I think I finally got to your last question, but if I didn't I'm going back to COMIC BOOK RESOURCES tomorrow (http://forums.comicbookresources.com/) so you can always post it again there.

I keep forgetting to just note what post # I'm on and have to search up and down the page for anything I missed. Sincere apologies.

02-22-2008, 06:33 PM: Originally Posted by GLX: Dave, any plans to go to the Heroes Covention in Charlotte this year?

Actually, I talked to Shelton towards the end of my US phone campaign and told him how impressive it was when WIZARD attempted to schedule a show opposite the HEROES CON that there was this AMAZING show of support for Shelton's show.

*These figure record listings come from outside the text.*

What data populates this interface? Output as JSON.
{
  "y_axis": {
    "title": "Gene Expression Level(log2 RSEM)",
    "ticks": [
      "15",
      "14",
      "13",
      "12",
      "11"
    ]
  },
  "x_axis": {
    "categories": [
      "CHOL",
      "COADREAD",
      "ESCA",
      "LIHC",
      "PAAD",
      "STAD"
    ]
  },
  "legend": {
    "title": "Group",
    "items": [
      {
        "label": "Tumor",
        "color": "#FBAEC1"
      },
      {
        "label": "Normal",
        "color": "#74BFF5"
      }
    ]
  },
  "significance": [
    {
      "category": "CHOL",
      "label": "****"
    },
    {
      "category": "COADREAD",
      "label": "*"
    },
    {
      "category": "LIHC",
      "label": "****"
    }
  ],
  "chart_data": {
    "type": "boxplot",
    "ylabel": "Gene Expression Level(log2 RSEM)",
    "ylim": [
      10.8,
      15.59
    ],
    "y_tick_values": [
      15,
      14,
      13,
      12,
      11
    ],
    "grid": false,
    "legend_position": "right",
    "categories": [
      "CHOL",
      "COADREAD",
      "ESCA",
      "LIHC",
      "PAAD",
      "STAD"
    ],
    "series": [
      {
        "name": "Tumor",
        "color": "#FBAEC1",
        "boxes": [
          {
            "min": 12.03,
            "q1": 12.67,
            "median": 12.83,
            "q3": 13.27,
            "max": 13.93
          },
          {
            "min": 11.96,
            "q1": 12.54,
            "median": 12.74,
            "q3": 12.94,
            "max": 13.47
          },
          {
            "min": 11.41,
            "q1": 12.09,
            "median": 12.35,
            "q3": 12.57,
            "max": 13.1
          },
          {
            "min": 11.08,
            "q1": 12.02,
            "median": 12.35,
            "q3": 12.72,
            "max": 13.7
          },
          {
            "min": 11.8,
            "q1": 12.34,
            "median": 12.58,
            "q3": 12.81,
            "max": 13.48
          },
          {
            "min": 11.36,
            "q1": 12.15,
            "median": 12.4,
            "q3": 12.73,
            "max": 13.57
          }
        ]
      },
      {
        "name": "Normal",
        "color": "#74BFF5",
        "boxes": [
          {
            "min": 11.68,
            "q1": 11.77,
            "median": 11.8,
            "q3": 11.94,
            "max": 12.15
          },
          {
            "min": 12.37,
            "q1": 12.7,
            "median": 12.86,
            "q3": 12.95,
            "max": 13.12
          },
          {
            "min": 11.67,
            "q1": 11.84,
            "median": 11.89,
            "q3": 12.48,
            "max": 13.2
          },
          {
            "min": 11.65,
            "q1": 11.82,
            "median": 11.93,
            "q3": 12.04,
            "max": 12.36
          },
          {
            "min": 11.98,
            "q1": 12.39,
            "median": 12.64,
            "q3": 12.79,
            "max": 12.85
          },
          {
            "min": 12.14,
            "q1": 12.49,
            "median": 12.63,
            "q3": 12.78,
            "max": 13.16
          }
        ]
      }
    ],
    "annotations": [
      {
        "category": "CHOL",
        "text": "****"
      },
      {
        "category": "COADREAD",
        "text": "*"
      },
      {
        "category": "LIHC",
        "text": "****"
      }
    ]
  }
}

That's a lot of good faith built up over the years by Shelton and his folks and Cynthia.

He said, "Well, there's another one coming up this year." He said he'd see if he could find a flight at a good price but it was a little late for that I think. And I am trying to stay away from the Con Circuit until I can actually get some books out and see how much time I'm going to have for other things. It would probably be best to leave it for next year, but if I was going to make an exception it would definitely be for the HEROES CONVENTION.

02-22-2008, 06:39 PM: Well, thanks, Billy. Actually as I picture it glamourpuss is the envy of women everywhere because she is able to pretty much change her looks at will, but each new look is still glamourpuss.

I'm also trying to keep the website artwork strictly to the website. Yes, the Victory Cafe one is one of my favourites and I plan to do photoprints of it for the night itself. You should see the original photo, by the way! What a cutie! One of those times when I said "Even if I only get 60% of this one, it's going to be AMAZING!" I actually got about 75 or 80%.

Cut it out -- now I want to go and draw again and I have to phone Jean Shuster Peavy after my last prayer time.

02-22-2008, 06:40 PM: It does? Hmm. That's true. Well, if The Duck Swims At Midnight is a poem title, what makes a good password? Remember Swordfish is taken.

02-22-2008, 06:43 PM: Hey, C.M. "Wicked". Hmm, as I recall that's...a good thing...in the lexicon of you "youths".

Thanks for "Rapping", "Man".

"That which is!"

Okay, am I cool yet, or what?

02-22-2008, 06:46 PM: Thanks, Jonathan: I just got a Kitchener Rangers t-shirt thrown at my head, so I'll have to check it out tomorrow!